He came over, kissed the side of her head, and glanced at the shredder. “Need me to read anything?”
“No.”
He nodded once, trusting that answer.
That evening after Paige went down, Wendy sat at the kitchen table and began writing—not to Suzanne, but for herself. Dr. Mercer had suggested a timeline exercise: not to relive everything, but to place memory in sequence so manipulation lost one of its favorite hiding places. Wendy wrote down all the moments that had taught her to disappear. Cheryl getting her birthday cake flavor every year because Wendy “wasn’t picky.” Philip skipping Wendy’s high school debate championship to attend Cheryl’s junior varsity volleyball game because “she needs encouragement more.” Suzanne telling relatives Wendy was “moody” during college whenever Wendy set even a mild boundary. Cheryl wearing white to Wendy’s rehearsal dinner because she said cream “looked better on her skin tone.” Philip joking at the wedding that Mitchell was “taking the difficult one off our hands.” Suzanne laughing.
Then Wendy wrote other moments too. Better ones. The first apartment she rented without asking permission. The day she said no to Thanksgiving and survived the backlash. Mitchell sanding that nursery dresser until paint dust coated his arms.

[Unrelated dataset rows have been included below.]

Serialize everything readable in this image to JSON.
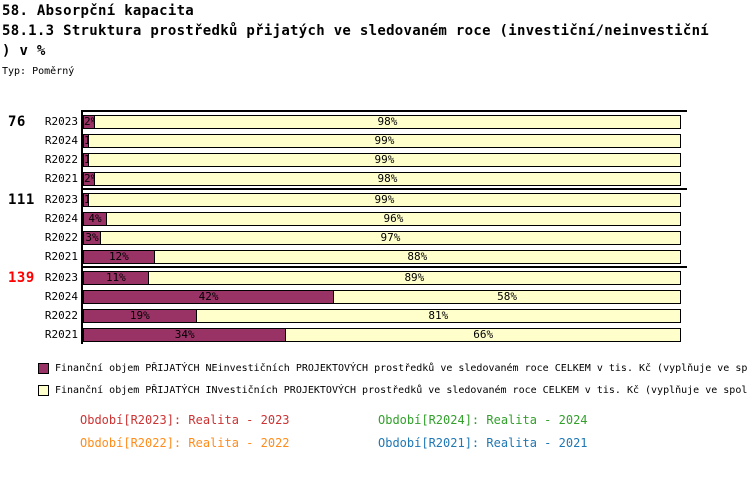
{
  "header": {
    "title": "58. Absorpční kapacita",
    "subtitle_line1": "58.1.3 Struktura prostředků přijatých ve sledovaném roce (investiční/neinvestiční",
    "subtitle_line2": ") v %",
    "type_label": "Typ: Poměrný"
  },
  "chart_data": {
    "type": "bar",
    "orientation": "horizontal-stacked",
    "unit": "%",
    "xlim": [
      0,
      100
    ],
    "grid": false,
    "series": [
      {
        "name": "NEinvestiční",
        "color": "#993366"
      },
      {
        "name": "INvestiční",
        "color": "#FFFFCC"
      }
    ],
    "groups": [
      {
        "label": "76",
        "label_color": "#000000",
        "rows": [
          {
            "period": "R2023",
            "neinvesticni_pct": 2,
            "investicni_pct": 98
          },
          {
            "period": "R2024",
            "neinvesticni_pct": 1,
            "investicni_pct": 99
          },
          {
            "period": "R2022",
            "neinvesticni_pct": 1,
            "investicni_pct": 99
          },
          {
            "period": "R2021",
            "neinvesticni_pct": 2,
            "investicni_pct": 98
          }
        ]
      },
      {
        "label": "111",
        "label_color": "#000000",
        "rows": [
          {
            "period": "R2023",
            "neinvesticni_pct": 1,
            "investicni_pct": 99
          },
          {
            "period": "R2024",
            "neinvesticni_pct": 4,
            "investicni_pct": 96
          },
          {
            "period": "R2022",
            "neinvesticni_pct": 3,
            "investicni_pct": 97
          },
          {
            "period": "R2021",
            "neinvesticni_pct": 12,
            "investicni_pct": 88
          }
        ]
      },
      {
        "label": "139",
        "label_color": "#FF0000",
        "rows": [
          {
            "period": "R2023",
            "neinvesticni_pct": 11,
            "investicni_pct": 89
          },
          {
            "period": "R2024",
            "neinvesticni_pct": 42,
            "investicni_pct": 58
          },
          {
            "period": "R2022",
            "neinvesticni_pct": 19,
            "investicni_pct": 81
          },
          {
            "period": "R2021",
            "neinvesticni_pct": 34,
            "investicni_pct": 66
          }
        ]
      }
    ]
  },
  "legend": {
    "items": [
      {
        "swatch_color": "#993366",
        "label": "Finanční objem PŘIJATÝCH NEinvestičních PROJEKTOVÝCH prostředků ve sledovaném roce CELKEM v tis. Kč (vyplňuje ve sp"
      },
      {
        "swatch_color": "#FFFFCC",
        "label": "Finanční objem PŘIJATÝCH INvestičních PROJEKTOVÝCH prostředků ve sledovaném roce CELKEM v tis. Kč (vyplňuje ve spol"
      }
    ]
  },
  "periods": [
    {
      "key": "R2023",
      "label": "Období[R2023]: Realita - 2023",
      "color": "#CC3333"
    },
    {
      "key": "R2024",
      "label": "Období[R2024]: Realita - 2024",
      "color": "#33A02C"
    },
    {
      "key": "R2022",
      "label": "Období[R2022]: Realita - 2022",
      "color": "#FF8C1A"
    },
    {
      "key": "R2021",
      "label": "Období[R2021]: Realita - 2021",
      "color": "#1F77B4"
    }
  ]
}
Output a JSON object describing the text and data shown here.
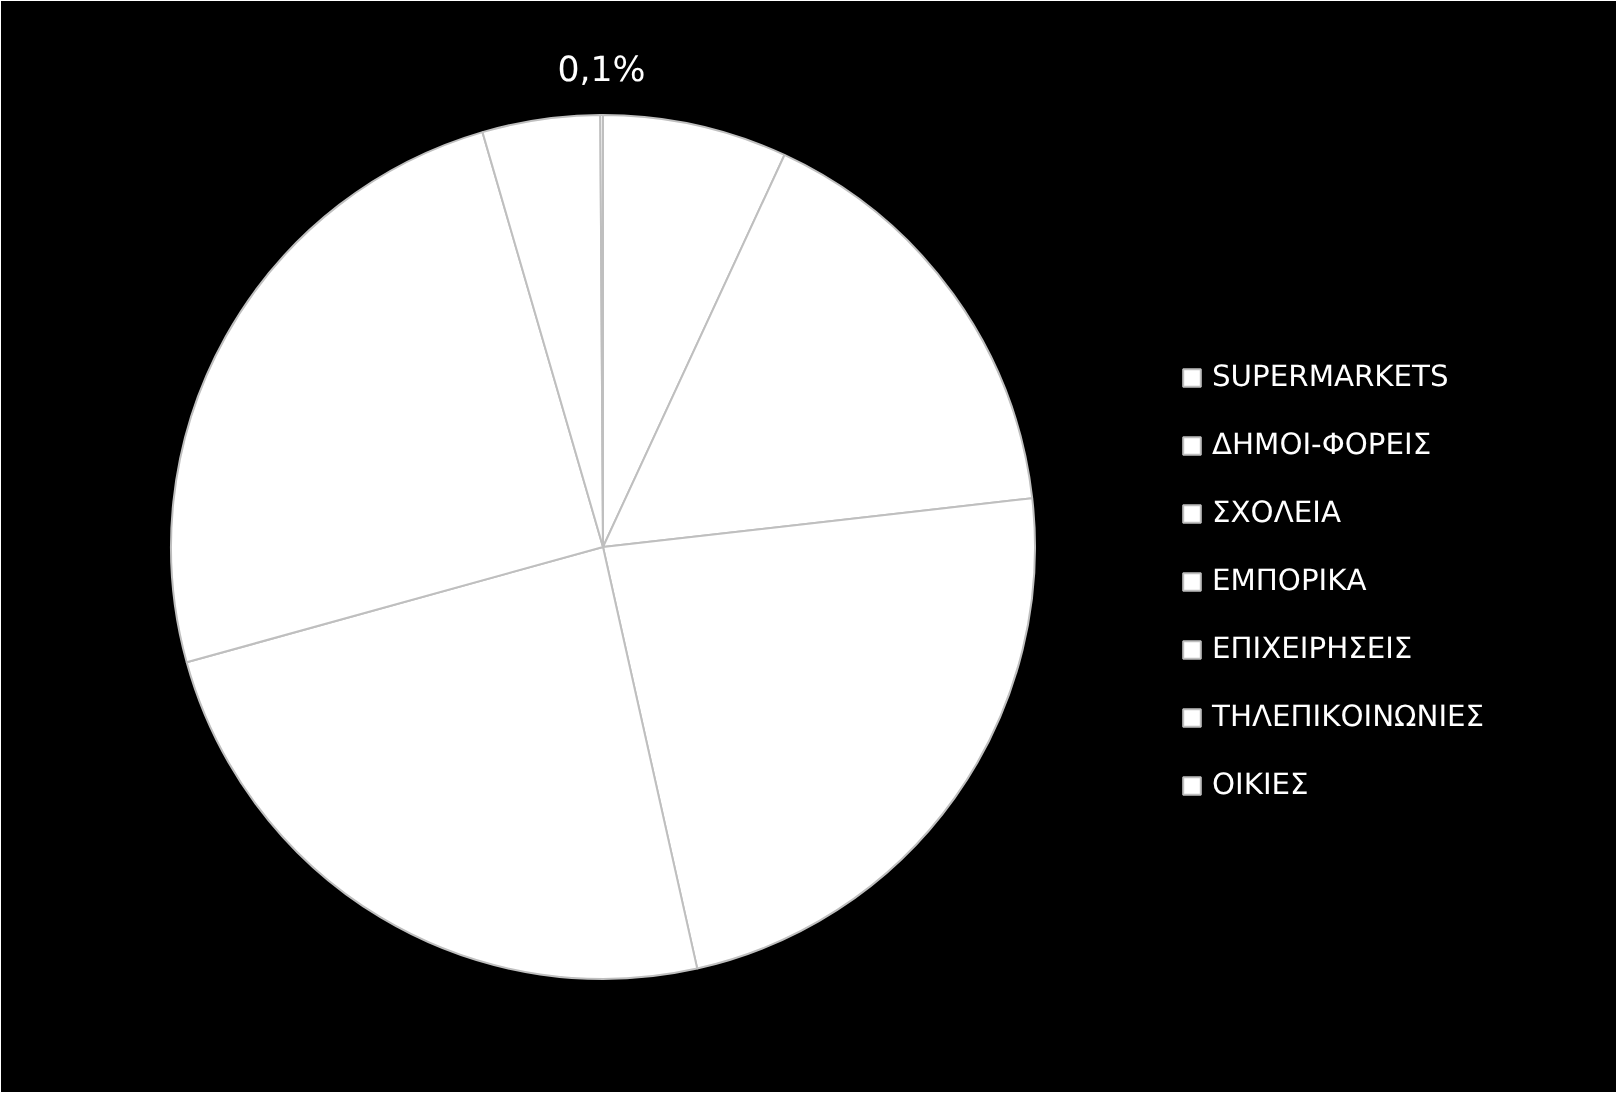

Paige’s first smile. The judge’s flat voice in court. The sound of the shredder taking her mother’s letter. Piece by piece the timeline stopped being just a record of harm and became a record of exit.
Around month seven, the final practical unraveling of her parents’ old life became public enough that relatives could no longer pretend Wendy had overreacted. Philip’s health issue turned out not to be terminal or even catastrophic but stress-related hypertension worsened by poor compliance, alcohol, and the kind of self-pity that masquerades as confusion. Suzanne had exaggerated it in the letter to reopen the door. Cheryl, without the house and the borrowed lifestyle, started rotating through friends’ couches under the story that the apartment was “toxic for her energy.” Enough people knew enough facts by then that sympathy came filtered.
One Saturday afternoon Wendy received an unexpected call from her cousin Lena, who had stayed mostly neutral throughout the fallout. Wendy almost let it go to voicemail. Then she answered.